Netflix is looking to get off the bench and into the live sports game.
Over the past few months, the streamer has been quietly looking into acquiring the rights to a number of leagues and events, Deadline can confirm. In particular, deals were under discussion for several tennis tours as well as a purchaser of the World Surf League, as the Wall Street Journal first reported earlier today. Pursued to a variety of degrees, none of those agreements ever came to fruition, yet.
Even with all the big leagues and events from the Premier League to the NFL, world cricket and the Olympics tied up in long term deals, the streamer remains on the hunt.
“Sports is the baseline now, we all know it, and finding the right properties, the right leagues is a priority, but it is always a question of the right league, the right deal,” a Netflix insider told Deadline. Officially, Netflix had no comment when contacted by Deadline on whether or not they were bidding on sports events or leagues.
Not that the streamer has been sports-free to begin with. Besides documentaries on the beautiful game and more, Netflix has heavily invested in getting on the track with Formula 1: Drive to Survive. The high-profile and high-octane docuseries kicked off in March 2019 and was renewed in May for a fifth and sixth season.
Having said that, the notion of live sports — or live programming of any kind — on Netflix has long been publicly resisted by the company’s management team. But the realities of 2022, when the company experienced rare declines in its subscriber numbers and an accompanying sell-off of its stock, have forced a reconsideration. While the company has often pegged its “total available market” at 1 billion subscribers (far more than its current level of about 223 million), it has privately began considering the upside of sports as an enhancement.

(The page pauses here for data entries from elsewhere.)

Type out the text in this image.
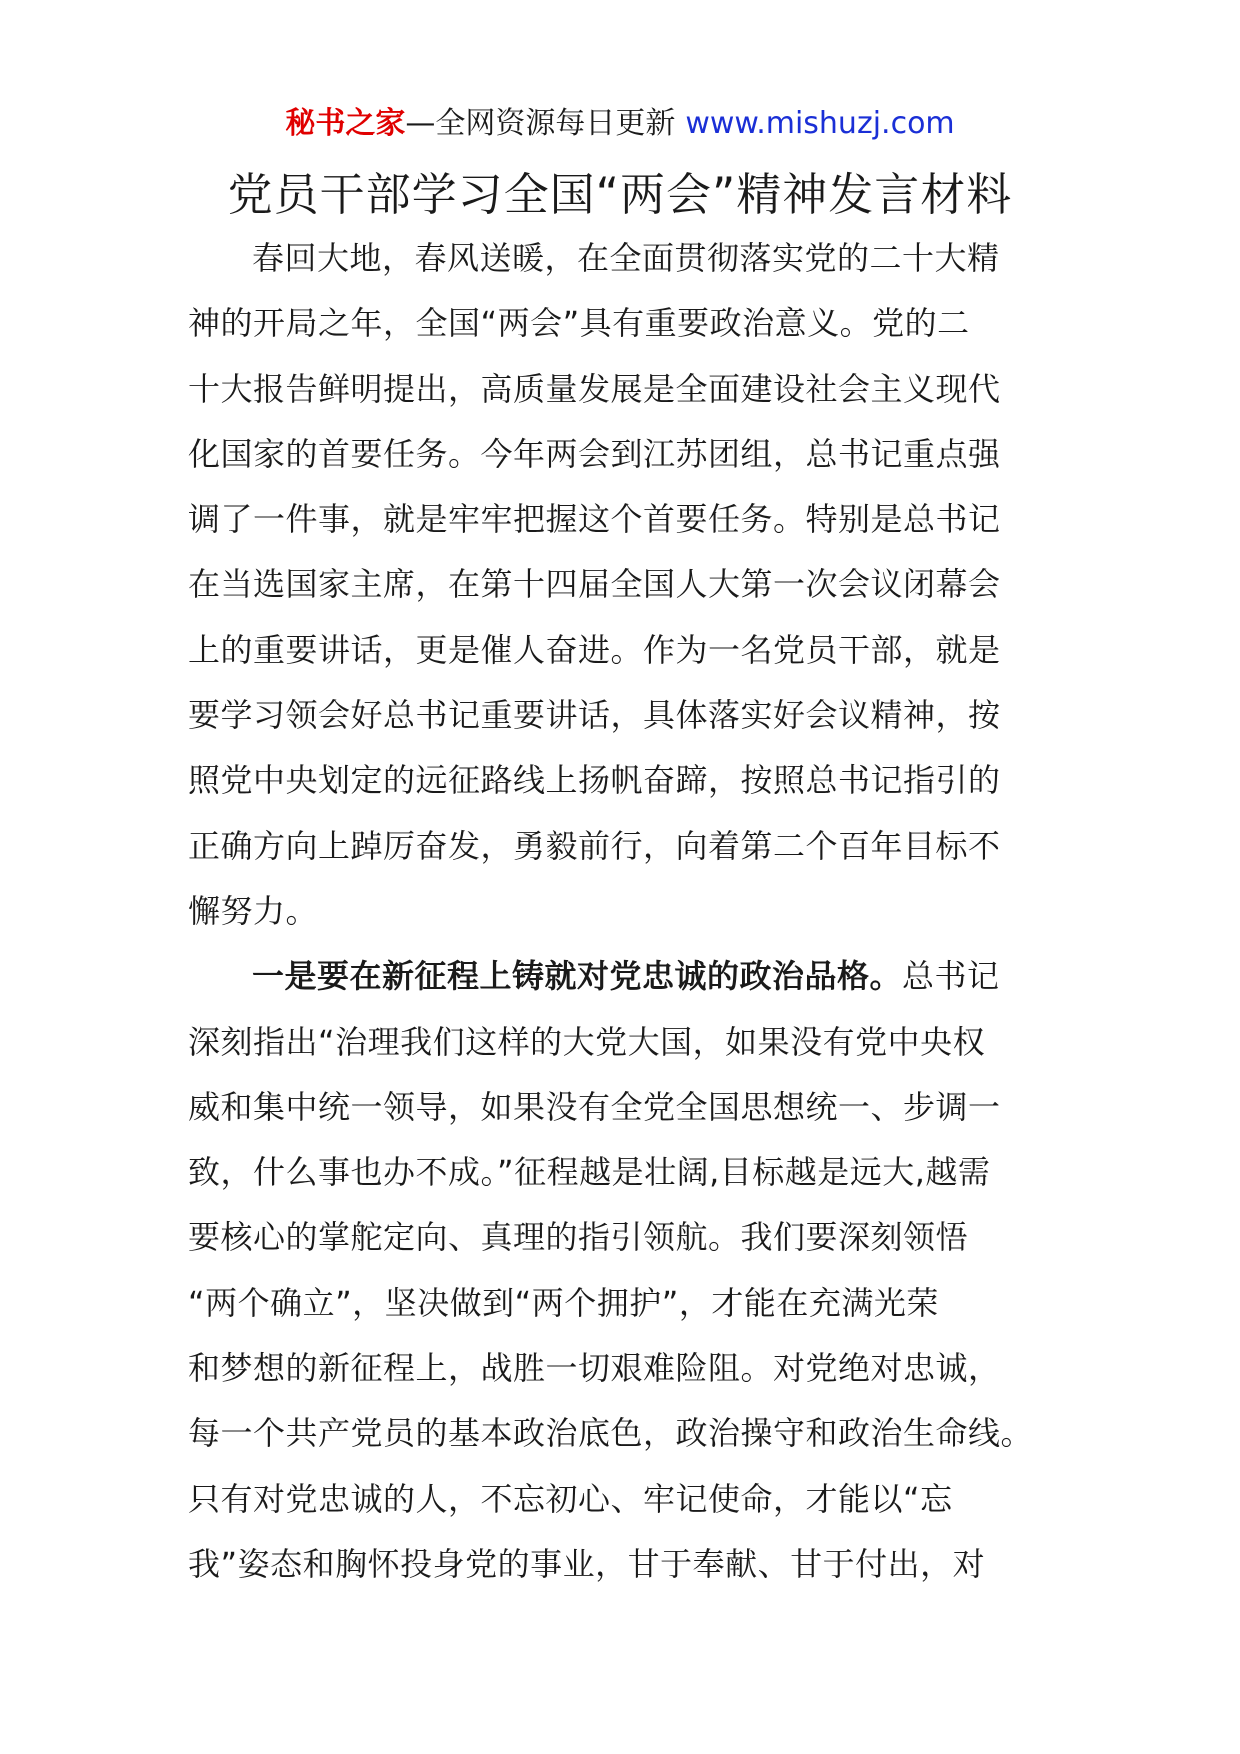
秘书之家—全网资源每日更新 www.mishuzj.com
党员干部学习全国“两会”精神发言材料
春回大地，春风送暖，在全面贯彻落实党的二十大精
神的开局之年，全国“两会”具有重要政治意义。党的二
十大报告鲜明提出，高质量发展是全面建设社会主义现代
化国家的首要任务。今年两会到江苏团组，总书记重点强
调了一件事，就是牢牢把握这个首要任务。特别是总书记
在当选国家主席，在第十四届全国人大第一次会议闭幕会
上的重要讲话，更是催人奋进。作为一名党员干部，就是
要学习领会好总书记重要讲话，具体落实好会议精神，按
照党中央划定的远征路线上扬帆奋蹄，按照总书记指引的
正确方向上踔厉奋发，勇毅前行，向着第二个百年目标不
懈努力。
一是要在新征程上铸就对党忠诚的政治品格。总书记
深刻指出“治理我们这样的大党大国，如果没有党中央权
威和集中统一领导，如果没有全党全国思想统一、步调一
致，什么事也办不成。”征程越是壮阔,目标越是远大,越需
要核心的掌舵定向、真理的指引领航。我们要深刻领悟
“两个确立”，坚决做到“两个拥护”，才能在充满光荣
和梦想的新征程上，战胜一切艰难险阻。对党绝对忠诚，
每一个共产党员的基本政治底色，政治操守和政治生命线。
只有对党忠诚的人，不忘初心、牢记使命，才能以“忘
我”姿态和胸怀投身党的事业，甘于奉献、甘于付出，对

On Netflix’s third-quarter earnings interview, Co-CEO Reed Hastings was asked about the near-term future of streaming, especially now that it features more and more players with advertising rather than subscription-only businesses. Hastings pointed to the likelihood of the NFL’s Sunday Ticket package migrating to streaming from its longtime home on DirecTV as the next bellwether. After that, the exec reasoned, “you’ll start to see a bunch of people focus on sports and bringing that over to on-demand.”
The sports sector has been dramatically accelerating its shift toward streaming over the past couple of years. Amazon has kicked off an 11-year exclusive on NFL Thursday Night Football, and both Apple TV+ and Peacock grabbed exclusive windows for Major League Baseball last season. Even regional sports networks, a vestige of the cable TV boom times, have taken steps toward bridging the digital gap. Diamond Sports, the Sinclair Broadcast Group-backed operator of nearly two dozen Bally sports networks, has recently begun rolling out a $20-a-month streaming service targeting rabid sports fans.
Amazon’s successful NFL streams have largely laid to rest longstanding concerns about the technical challenges of bringing linear broadcasts — now with even more on the line, given legalized sports betting — into the cloud. Latency, the technical term for a lag between action on the field and what streaming subscribers get on their screen, remains a concern. Apart from some minor Week 1 glitches, Prime Video has handled concurrent audiences of 8 million to 10 million viewers without any widespread outages.
Apple’s recent partnership with Major League Soccer indicates one further potential direction. The tech giant didn’t merely license rights. Rather, it teamed with MLS on creating a brand-new streaming outlet, which both entities will manage. That gives the streamer more of a stake in its success. Within Netflix, execs poring over the financials have expressed concerns about the idea of hopping on and off the merry-go-round of sports rights. Netflix in general has had to pause its longstanding increases in content spending at current levels of about $17 billion a year.